The OP's battery is four 1.2V rechargeables in series. He calls it 4.8V, but that's just the nominal voltage. If you Google for the maximum fully-charged voltage of a NIMH four-pack, you'll see a wide range of answers, from 5.6V to over 6V.
So he wants to always switch to USB power when it's present, but that may be switching to the *lower* voltage source if the batteries are fully charged, and diodes, even ideal ones, don't want to do that. Even with a diode in the battery line, the mosfet gate (which is at USB voltage) may be enough below the source voltage (the batteries in his preferred mosfet orientation) to turn on the mosfet when it shouldn't be on.

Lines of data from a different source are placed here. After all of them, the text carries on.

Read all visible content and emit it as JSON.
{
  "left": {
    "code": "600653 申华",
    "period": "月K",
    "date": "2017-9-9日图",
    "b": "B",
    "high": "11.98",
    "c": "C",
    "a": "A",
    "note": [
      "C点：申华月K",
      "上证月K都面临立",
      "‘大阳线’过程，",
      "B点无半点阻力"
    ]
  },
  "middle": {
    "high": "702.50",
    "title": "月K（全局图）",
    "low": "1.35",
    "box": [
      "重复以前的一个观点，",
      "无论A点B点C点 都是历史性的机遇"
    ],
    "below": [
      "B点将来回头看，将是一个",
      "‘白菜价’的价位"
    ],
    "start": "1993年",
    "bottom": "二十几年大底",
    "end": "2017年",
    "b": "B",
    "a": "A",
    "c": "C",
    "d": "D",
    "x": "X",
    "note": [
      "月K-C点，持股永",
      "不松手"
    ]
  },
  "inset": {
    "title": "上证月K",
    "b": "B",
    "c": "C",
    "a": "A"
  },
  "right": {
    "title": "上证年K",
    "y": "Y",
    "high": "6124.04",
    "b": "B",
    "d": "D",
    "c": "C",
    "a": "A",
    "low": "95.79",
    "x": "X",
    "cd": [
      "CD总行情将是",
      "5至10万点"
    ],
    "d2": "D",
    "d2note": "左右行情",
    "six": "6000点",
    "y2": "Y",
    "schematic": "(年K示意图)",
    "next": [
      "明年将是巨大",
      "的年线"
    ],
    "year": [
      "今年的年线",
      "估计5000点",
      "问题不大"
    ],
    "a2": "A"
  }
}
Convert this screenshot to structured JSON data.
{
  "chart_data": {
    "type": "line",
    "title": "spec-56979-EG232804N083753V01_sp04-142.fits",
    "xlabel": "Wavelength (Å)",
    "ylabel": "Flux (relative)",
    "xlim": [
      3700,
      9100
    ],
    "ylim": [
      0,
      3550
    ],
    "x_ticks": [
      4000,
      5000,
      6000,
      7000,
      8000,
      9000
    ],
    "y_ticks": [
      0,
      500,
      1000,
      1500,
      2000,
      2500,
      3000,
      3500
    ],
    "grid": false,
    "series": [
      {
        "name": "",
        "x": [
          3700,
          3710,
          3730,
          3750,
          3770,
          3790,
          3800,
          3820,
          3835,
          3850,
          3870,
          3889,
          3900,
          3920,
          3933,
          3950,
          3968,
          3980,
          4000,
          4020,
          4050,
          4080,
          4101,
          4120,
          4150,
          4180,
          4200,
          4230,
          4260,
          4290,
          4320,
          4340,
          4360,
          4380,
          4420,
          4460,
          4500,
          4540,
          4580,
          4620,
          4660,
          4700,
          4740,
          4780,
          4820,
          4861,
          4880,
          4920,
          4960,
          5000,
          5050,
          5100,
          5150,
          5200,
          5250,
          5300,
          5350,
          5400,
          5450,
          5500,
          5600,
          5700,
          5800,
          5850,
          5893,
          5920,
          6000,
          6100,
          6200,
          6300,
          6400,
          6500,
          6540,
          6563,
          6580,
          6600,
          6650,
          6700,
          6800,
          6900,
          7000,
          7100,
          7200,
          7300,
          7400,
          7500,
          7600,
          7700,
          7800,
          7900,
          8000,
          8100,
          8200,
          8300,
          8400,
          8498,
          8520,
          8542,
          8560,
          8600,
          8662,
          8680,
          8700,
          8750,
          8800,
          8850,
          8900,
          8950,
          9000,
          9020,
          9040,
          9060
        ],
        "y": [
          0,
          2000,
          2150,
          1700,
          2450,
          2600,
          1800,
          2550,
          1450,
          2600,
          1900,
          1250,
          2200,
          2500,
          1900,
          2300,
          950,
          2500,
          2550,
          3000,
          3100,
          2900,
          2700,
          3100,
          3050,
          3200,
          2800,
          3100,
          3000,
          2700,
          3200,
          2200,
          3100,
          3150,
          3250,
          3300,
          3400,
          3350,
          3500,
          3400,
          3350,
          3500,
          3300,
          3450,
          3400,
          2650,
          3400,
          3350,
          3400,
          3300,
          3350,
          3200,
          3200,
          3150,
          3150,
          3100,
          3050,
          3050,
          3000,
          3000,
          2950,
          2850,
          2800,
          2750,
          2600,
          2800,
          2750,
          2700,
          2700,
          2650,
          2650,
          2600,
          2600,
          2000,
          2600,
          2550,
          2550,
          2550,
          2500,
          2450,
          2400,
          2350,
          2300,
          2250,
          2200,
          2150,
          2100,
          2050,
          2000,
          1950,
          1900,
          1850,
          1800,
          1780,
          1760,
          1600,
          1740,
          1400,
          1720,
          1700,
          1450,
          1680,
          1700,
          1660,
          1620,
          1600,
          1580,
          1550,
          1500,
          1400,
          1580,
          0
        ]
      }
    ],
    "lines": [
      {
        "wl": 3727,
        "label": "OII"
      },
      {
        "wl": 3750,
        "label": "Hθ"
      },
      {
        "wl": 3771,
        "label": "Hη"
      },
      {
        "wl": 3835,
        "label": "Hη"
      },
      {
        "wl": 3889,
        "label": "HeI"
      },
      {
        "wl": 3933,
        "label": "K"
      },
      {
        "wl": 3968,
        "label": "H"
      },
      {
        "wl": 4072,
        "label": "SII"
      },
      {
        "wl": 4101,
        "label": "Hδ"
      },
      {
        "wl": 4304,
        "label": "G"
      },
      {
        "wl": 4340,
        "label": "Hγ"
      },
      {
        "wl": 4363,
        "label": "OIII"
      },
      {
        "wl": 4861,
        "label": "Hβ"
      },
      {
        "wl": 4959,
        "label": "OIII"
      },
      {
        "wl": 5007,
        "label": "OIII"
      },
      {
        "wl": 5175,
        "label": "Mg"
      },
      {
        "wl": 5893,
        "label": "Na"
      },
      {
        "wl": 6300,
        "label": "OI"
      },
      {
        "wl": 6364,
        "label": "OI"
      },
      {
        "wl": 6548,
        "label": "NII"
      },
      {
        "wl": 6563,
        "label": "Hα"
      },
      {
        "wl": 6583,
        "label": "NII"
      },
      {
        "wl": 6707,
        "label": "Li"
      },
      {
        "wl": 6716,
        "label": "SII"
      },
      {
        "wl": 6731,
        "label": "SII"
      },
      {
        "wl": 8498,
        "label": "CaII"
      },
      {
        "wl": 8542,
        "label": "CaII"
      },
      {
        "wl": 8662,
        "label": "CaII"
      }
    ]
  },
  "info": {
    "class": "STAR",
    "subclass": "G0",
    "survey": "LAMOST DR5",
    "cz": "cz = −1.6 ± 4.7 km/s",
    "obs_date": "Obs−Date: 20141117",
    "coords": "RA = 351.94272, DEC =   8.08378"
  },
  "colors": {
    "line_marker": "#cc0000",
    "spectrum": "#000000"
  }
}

One solution might be to pick a mosfet with a higher threshold voltage - something like 1.5V or 2V. With that, it might be possible to eliminate the battery line diode and replace it with a second mosfet, back to back with the first one, but with the opposite orientation, so you would have opposing body diodes which are bypassed when the mosfets are on. But then you'd have twice the RDSon.
Or maybe @pcprogrammer's TI chip is the better way to go. It's designed to deal with this situation.
Edit: The IRLML9301TRPbF has a 1.3 - 2.4V threshold voltage. A dual P-channel would be the IRF9362PbF.